Choosing to be even more morose, I went into my bedroom closet and dug out my old Sony Walkman. In the same box I also kept a cassette tape that Luke had made for me, a tape he had labeled, Rachel’s Favorites, declaring it was for our road trips between Austin and Dallas. For these trips, Luke would drive and I would be assigned radio duty, which included deciding which cassette tapes to play, because he had had one of those fancy radio/tape decks installed in his apple red Trans Am.
“I wish you had something besides shake-yo’-booty stuff,” I had complained. “You, Lucas Sterling, lack the soul of a poet.”
“Hey!” Luke had replied. “I like poetry. I just want it to a beat.”
Josephine Garner “Lyrics, Luke,” I had schooled him. “The words have to stand on their own. Without a synthesizer.”
Rachel’s Favorites was ninety minutes of lyric-driven songs by the Isley Brothers and Dan Fogelberg, Anita Baker and Joan Baez, The Commodores and Barbara Streisand, LTD and Simon and Garfunkel, Stevie Wonder and Madonna, in other words just about every love song he had concluded that I had liked. I still liked them, even now, as Barry Manilow sang into my ears through headphones crumbling with age. I should buy a pair of ear buds for the player. Did they even make cassette tapes anymore? Or Sony Walkmen?
The telephone rang again and I reluctantly shut-off the player. How dare this caller interrupt my trip down memory lane I thought resentfully. The caller-id showed an area code and number that I didn’t recognize. Well at least it wasn’t Robert.
“Hello,” I answered, expecting some telemarketer to launch into a script word-for-word.
“Hello, Rachel.”
Luke.
THREE
St. Ives appeared to be one of those locations typically frequented by successful sophisticated urban professionals, the kind of place where they brewed their own beer and served bison burgers with sliced avocados and black beans. The kind of place Corrine would love. The kind of place Luke would
choose. I couldn’t begin to count all the new things, food, films, and people he had introduced me to. Being with him had always been a little intimidating, scary even. Were my clothes okay? What fork should I use? Remember the bread roll goes on the smallest plate. Don’t applaud in the middle of a symphony piece. Leave your politics at the door.
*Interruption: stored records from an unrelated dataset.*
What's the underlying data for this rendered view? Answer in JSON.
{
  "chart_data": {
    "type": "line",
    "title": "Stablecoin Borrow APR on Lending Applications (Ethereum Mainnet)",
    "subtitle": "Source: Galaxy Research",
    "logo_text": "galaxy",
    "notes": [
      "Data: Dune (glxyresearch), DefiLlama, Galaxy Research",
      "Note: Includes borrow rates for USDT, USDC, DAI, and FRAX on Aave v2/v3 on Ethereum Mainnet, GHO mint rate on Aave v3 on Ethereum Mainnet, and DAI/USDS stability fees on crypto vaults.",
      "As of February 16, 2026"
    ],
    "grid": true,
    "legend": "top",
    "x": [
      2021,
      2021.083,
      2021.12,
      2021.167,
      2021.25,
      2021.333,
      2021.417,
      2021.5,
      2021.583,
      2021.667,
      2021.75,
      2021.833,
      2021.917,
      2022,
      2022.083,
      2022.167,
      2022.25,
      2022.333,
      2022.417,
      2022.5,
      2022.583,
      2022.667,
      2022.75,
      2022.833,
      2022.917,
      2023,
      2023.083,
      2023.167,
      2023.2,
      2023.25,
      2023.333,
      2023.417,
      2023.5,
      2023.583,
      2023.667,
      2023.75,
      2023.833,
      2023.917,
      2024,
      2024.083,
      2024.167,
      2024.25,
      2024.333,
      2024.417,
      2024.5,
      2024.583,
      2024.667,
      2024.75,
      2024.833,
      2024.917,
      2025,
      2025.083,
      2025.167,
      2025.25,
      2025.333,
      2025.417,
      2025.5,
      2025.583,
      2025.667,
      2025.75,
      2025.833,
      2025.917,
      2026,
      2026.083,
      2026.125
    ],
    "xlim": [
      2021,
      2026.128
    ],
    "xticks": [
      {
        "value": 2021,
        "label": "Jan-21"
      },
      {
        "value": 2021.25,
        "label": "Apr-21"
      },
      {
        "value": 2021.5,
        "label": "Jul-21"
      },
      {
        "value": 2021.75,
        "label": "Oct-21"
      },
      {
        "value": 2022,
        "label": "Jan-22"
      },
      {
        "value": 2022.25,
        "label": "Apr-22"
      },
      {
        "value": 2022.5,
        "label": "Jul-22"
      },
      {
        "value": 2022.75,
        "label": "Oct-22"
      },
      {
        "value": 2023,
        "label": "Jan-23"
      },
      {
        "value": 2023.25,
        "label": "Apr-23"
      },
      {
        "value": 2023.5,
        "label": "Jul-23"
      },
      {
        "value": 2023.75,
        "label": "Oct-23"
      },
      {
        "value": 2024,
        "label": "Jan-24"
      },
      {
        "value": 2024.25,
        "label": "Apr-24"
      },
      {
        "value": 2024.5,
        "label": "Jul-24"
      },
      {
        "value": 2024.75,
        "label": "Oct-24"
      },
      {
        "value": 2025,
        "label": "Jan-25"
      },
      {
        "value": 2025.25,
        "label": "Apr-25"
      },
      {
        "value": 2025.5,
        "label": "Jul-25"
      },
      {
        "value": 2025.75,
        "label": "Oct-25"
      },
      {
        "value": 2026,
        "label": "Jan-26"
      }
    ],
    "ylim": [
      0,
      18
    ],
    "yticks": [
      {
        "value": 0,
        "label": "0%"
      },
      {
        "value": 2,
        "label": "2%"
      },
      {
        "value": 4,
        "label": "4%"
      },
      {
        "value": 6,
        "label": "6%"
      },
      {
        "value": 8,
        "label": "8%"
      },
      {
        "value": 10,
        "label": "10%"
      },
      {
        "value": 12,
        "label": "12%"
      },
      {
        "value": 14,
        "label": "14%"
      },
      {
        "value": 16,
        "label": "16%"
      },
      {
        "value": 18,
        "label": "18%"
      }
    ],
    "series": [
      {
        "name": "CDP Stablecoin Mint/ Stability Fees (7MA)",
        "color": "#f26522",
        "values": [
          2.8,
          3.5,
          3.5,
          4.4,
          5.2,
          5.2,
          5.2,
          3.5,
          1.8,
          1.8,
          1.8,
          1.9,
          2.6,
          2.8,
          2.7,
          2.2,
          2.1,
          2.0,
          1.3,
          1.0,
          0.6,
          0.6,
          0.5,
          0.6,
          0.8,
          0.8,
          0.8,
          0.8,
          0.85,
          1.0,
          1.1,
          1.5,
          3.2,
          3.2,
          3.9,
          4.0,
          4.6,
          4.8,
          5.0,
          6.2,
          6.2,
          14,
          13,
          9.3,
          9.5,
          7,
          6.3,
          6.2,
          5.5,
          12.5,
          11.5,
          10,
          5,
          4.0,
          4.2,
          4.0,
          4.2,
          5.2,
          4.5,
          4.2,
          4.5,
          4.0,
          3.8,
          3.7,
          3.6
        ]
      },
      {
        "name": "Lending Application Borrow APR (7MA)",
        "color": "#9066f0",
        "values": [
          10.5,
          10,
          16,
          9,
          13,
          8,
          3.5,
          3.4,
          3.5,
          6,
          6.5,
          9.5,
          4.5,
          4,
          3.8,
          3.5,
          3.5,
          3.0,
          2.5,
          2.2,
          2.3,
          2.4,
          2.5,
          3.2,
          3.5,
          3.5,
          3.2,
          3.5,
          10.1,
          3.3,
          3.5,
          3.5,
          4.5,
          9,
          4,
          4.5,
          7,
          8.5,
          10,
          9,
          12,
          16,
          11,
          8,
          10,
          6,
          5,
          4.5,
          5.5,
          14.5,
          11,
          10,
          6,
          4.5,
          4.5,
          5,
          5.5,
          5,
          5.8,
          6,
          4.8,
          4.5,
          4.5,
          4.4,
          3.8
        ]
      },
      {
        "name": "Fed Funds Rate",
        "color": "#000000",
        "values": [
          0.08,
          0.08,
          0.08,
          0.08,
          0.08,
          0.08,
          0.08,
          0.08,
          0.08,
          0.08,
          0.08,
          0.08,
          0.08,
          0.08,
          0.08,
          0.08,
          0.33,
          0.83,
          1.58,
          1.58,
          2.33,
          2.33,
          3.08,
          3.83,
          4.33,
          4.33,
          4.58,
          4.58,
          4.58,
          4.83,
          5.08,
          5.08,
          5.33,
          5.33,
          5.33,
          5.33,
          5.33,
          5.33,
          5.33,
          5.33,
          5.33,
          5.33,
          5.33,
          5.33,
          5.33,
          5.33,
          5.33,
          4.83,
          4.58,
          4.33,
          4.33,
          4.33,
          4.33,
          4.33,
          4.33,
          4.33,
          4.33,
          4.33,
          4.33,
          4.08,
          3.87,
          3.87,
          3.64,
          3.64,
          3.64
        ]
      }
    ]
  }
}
“Your mother thinks I’m ignorant,” I had once lamented to Luke.
“I think you’re great,” he had replied.
“You think I’m funny.”
“That too.”
But I had wanted to be more than his funny little sister, entertaining him, his family, and his friends with my working-class ways. Although I had never resented his many successes because there had been no reason to. He had never lorded it over me or anybody and merely taken it for granted that everybody was capable, everybody had potential. Discipline, determination could fix anything. In Luke’s world the playing field was always level. Everything worked out. Such was his world. He had probably worked hard on his marriage. He wouldn’t like being apart from his children.
“Hard work won’t fix everything, Luke,” I recalled telling him once.
“You don’t believe that,” he had replied.
Maybe I did and maybe I didn’t. Whatsoever a man soweth that shall he also reap seemed simple enough except when it didn’t work out that way and somebody got screwed. And I had certainly seen a decent share of screwing.
The St. Ives’ large, curvy bar was built of exquisitely polished wood. Cozy leather booths, each with their own overhead light fixtures, lined the walls. Luke had also never pretended to prefer noble poverty to privileged prosperity. He was indeed his mother’s son. Mr. Sterling was the social climber in their family, having risen above a humble rural working class background by first becoming a teacher, then a prominent businessman and respected politician. Luke, coming late to his doting parents, had been expected to follow the abundant path they had levelly laid before him.